L'azione del CBD sui recettori e i neurotrasmettitori

L'azione del CBD è complessa e non deriva da un unico meccanismo. Sebbene le vie attraverso cui agisce non siano ancora del tutto note, si ipotizza che il CBD interagisca con diversi recettori, tra cui:

· TRPV1, il recettore sensibile al freddo, al dolore e al prurito. Il CBD agisce come agonista del TRPV1 e può indurre una desensibilizzazione del recettore, determinando effetti analgesici[2].

· CB1, CB2 : gli effetti del CBD su questi recettori sono coinvolti nella regolazione del dolore e dell'ansia[3]

· GPR55 : il CBD è un antagonista del GPR55, attraverso il quale potrebbe esercitare effetti antinfiammatori[4]

· 5-HT1A, il recettore della serotonina che svolge un ruolo protettivo contro lo stress ossidativo.
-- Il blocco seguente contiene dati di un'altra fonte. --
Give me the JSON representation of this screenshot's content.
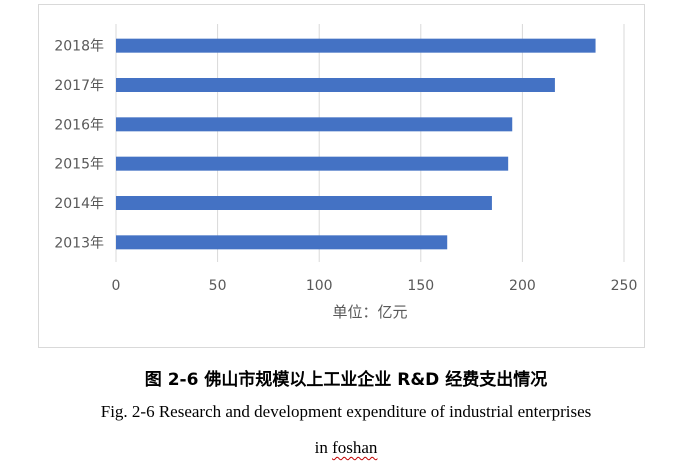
{
  "chart_data": {
    "type": "bar",
    "orientation": "horizontal",
    "categories": [
      "2018年",
      "2017年",
      "2016年",
      "2015年",
      "2014年",
      "2013年"
    ],
    "values": [
      236,
      216,
      195,
      193,
      185,
      163
    ],
    "xlim": [
      0,
      250
    ],
    "xticks": [
      "0",
      "50",
      "100",
      "150",
      "200",
      "250"
    ],
    "xlabel": "单位：亿元",
    "grid": "vertical",
    "bar_color": "#4472c4"
  },
  "caption": {
    "cn": "图 2-6 佛山市规模以上工业企业 R&D 经费支出情况",
    "en_line1": "Fig. 2-6 Research and development expenditure of industrial enterprises",
    "en_line2_prefix": "in ",
    "en_line2_word": "foshan"
  }
}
In uno studio, il trattamento con CBD ha parzialmente prevenuto lo stress ossidativo e l'infiammazione attraverso questo recettore[5]

· A2a, il recettore dell'adenosina : stimolando questo recettore, il CBD potrebbe esercitare effetti antinfiammatori e neuroprotettivi[6].

Gli effetti potenzialmente benefici, ma variabili, del CBD sul cervello

Dalle ricerche condotte sul CBD, emergono diversi possibili effetti sul cervello.

La salute mentale

Regolando l'attività di alcune aree cerebrali associate all'ansia e allo stress, il CBD avrebbe un effetto ansiolitico sul sistema nervoso centrale e favorirebbe il rilassamento. Potrebbe inoltre migliorare indirettamente il sonno nelle persone che soffrono d'ansia[7]. Sono stati dimostrati anche effetti di tipo antidepressivo del CBD[8].

La cognizione

Diversi studi evidenziano gli effetti benefici del CBD su vari aspetti del comportamento umano, in particolare sul sonno e sulla memoria. Nei ratti, un pretrattamento con CBD ha attenuato i deficit di memoria[9]. Un meccanismo ipotizzato attraverso cui il CBD potrebbe migliorare i disturbi della memoria si basa sulle sue proprietà antiossidanti : riducendo il rischio di stress ossidativo, il CBD potrebbe proteggere le cellule cerebrali.

Il sistema nervoso

Poiché il CBD possiede proprietà anticonvulsivanti[10], è principalmente noto per i suoi effetti nella gestione delle crisi epilettiche. Avrebbe inoltre il potenziale di attenuare i sintomi di diverse patologie cerebrali come il morbo di Alzheimer, il morbo di Huntington e il morbo di Parkinson.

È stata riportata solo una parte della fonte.